Noot fiscaal jurist inzake kamervragen
De Staatssecretaris trekt nog wel het boetekleed aan: “ Het kabinet vindt het niet van voorbeeld gedrag getuigen dat overheidsinstanties in strijd met de wet handelen.” Dit komt voor als een understatement. Daarenboven, wie in een glazen huis woont, moet niet met stenen gooien. Met andere woorden, dit kabinet trekt wel een heel grote broek aan door bedrijven correctieverplichtingen op te leggen of een aanwijzing te geven.
Het antwoord op Kamervraag 5 is ronduit beschamend. De vraag luidt:
- “Beseft het kabinet dat de overheid onbeperkt haar door haarzelf opgelegde boetes en naheffingen kan blijven betalen met belastinggeld maar dat andere organisaties, bedrijven en ondernemers failliet gaan wanneer zij boetes krijgen en tegelijkertijd door blijven gaan met zich niet aan de wet houden? (…)”
Het antwoord van de staatssecretaris:
- “Het handhaven van het uitgangspunt dat per 1 januari 2025 geen enkele potentieel schijnzelfstandige bij de hersteloperatie kinderopvangtoeslag werkzaam zou mogen zijn, gaat ten koste van het bereiken van de kabinets- doelstellingen én ten koste van het feitelijk helpen van gedupeerde ouders. In die afweging is Dienst Toeslagen gekomen tot het genoemde aanbod aan brokers die potentieel schijnzelfstandigen leveren voor de hersteloperatie kinderopvangtoeslag om de boetes en naheffingen premies werknemers- verzekeringen te betalen. Deze afspraak behelst dat indien handhaving door de Belastingdienst bij deze brokers leidt tot boetes en naheffingen werk- nemersverzekeringen als gevolg van aantoonbare schijnzelfstandigheid bij dergelijke zzp’ers, dat Dienst Toeslagen bereid is deze kosten te vergoeden. Desondanks is voor 2025 geen raming in de begroting opgenomen voor het betalen van boetes en naheffingen. (…)”
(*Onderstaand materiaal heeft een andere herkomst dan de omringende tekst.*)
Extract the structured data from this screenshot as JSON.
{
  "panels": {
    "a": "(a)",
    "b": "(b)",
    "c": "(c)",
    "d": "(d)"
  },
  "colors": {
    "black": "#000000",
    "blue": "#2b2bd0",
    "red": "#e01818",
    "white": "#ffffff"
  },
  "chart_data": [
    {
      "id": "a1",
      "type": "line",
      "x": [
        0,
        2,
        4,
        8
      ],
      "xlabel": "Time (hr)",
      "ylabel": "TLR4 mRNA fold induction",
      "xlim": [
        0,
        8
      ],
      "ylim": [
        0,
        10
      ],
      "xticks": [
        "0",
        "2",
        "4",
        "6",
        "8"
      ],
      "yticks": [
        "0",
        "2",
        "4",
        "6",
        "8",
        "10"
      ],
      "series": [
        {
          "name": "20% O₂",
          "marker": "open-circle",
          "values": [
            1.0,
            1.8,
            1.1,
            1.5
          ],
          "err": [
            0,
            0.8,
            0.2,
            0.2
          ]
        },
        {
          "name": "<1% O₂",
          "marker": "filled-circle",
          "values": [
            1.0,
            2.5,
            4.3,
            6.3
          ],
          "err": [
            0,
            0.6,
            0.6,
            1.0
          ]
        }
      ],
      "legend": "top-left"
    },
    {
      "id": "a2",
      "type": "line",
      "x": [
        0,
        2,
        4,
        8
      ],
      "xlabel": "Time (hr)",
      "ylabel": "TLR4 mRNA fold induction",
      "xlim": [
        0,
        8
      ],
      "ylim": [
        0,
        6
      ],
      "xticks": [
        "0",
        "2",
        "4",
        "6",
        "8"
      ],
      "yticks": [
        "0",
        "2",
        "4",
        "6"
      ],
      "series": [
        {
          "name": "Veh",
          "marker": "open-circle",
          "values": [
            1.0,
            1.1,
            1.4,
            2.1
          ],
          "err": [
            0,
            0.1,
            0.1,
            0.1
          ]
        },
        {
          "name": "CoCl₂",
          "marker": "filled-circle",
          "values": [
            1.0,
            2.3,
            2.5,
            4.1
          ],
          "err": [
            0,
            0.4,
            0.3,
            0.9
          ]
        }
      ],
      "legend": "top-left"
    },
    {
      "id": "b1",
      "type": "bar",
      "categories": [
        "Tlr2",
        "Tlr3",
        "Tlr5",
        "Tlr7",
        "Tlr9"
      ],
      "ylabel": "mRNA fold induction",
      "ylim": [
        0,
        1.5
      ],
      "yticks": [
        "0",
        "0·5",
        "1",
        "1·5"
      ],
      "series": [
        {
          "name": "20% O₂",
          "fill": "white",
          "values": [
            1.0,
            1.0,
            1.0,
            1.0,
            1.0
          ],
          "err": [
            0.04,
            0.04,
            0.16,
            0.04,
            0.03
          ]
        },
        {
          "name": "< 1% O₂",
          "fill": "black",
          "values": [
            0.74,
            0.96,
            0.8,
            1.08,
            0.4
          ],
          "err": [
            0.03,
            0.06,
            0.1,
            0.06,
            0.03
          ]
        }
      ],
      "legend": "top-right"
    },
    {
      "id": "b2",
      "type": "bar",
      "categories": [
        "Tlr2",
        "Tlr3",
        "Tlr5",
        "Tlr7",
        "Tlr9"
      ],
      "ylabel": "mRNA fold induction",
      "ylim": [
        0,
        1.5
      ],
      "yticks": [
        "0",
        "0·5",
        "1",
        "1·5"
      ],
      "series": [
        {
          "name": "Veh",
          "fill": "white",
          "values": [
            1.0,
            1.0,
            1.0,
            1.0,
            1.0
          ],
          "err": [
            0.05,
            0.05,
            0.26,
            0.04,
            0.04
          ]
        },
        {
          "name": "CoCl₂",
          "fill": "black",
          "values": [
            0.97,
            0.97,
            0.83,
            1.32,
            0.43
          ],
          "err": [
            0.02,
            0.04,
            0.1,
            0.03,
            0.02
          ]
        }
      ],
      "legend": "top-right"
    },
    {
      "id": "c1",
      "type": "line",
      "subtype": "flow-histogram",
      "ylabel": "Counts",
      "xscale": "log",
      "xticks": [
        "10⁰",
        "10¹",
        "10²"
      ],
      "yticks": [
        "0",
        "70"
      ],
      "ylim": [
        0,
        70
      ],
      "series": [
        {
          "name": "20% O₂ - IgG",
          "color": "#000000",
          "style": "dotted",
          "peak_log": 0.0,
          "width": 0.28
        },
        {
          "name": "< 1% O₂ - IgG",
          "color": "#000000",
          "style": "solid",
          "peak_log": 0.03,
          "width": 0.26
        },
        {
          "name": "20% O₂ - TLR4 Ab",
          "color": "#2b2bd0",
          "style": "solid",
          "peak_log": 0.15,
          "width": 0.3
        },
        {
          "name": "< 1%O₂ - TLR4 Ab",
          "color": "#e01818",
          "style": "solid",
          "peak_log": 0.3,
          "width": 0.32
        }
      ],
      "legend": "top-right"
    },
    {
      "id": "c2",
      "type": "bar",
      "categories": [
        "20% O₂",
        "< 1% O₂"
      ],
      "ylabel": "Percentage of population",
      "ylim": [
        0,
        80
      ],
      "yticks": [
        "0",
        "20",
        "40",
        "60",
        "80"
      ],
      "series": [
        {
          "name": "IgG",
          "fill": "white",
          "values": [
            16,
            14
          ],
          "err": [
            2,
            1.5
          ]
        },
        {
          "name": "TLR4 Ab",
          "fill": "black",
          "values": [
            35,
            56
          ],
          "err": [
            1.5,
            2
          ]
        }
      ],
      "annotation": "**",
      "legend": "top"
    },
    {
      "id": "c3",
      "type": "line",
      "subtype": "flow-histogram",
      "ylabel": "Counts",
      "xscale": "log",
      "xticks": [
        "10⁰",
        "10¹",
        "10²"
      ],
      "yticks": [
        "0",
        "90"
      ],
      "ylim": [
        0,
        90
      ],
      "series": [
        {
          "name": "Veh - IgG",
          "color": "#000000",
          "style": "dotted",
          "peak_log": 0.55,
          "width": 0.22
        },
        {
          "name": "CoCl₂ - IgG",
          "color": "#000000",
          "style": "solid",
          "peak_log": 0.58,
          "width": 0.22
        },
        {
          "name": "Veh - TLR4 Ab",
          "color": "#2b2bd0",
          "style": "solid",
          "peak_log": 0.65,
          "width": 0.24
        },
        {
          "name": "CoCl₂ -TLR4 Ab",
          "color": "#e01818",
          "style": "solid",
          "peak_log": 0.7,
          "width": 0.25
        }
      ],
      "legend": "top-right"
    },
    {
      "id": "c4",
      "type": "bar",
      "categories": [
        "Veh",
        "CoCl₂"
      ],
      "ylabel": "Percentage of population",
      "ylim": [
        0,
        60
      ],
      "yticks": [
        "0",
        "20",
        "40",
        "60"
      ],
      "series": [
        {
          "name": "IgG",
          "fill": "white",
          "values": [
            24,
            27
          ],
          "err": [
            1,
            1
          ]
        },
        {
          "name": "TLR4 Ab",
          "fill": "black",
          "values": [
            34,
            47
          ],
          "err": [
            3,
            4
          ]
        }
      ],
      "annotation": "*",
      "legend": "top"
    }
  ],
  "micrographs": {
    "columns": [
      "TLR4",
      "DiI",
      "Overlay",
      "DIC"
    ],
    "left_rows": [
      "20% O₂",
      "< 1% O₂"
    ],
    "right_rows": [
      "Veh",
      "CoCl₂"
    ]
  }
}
Kortom, bij de overheid breekt nood wetten, hoeft men zich niet te conformeren aan wet- en regelgeving en betaalt men de fiscale correcties bij contractpartners uit de algemene middelen die wij allen bij elkaar brengen. Ongehoord!
Hoewel de Staatssecretaris aangeeft dat er mogelijk ook handhavende acties plaatsvinden bij het ministerie van Financien zelf, lijkt er sprake te zijn van kennelijk begunstigend beleid. Immers een eventuel aanwijzing wordt al gewoon niet opgevolgd.
Verder dringt zich de vraag op of bij het Ministerie van Financiën nu geen sprake is van kwaadwillendheid. Immers het ministerie persisteert erin in strijd met wet- en regelgeving te handelen. Maar ja, ook deze boete betaalt het Nederlandse volk dan.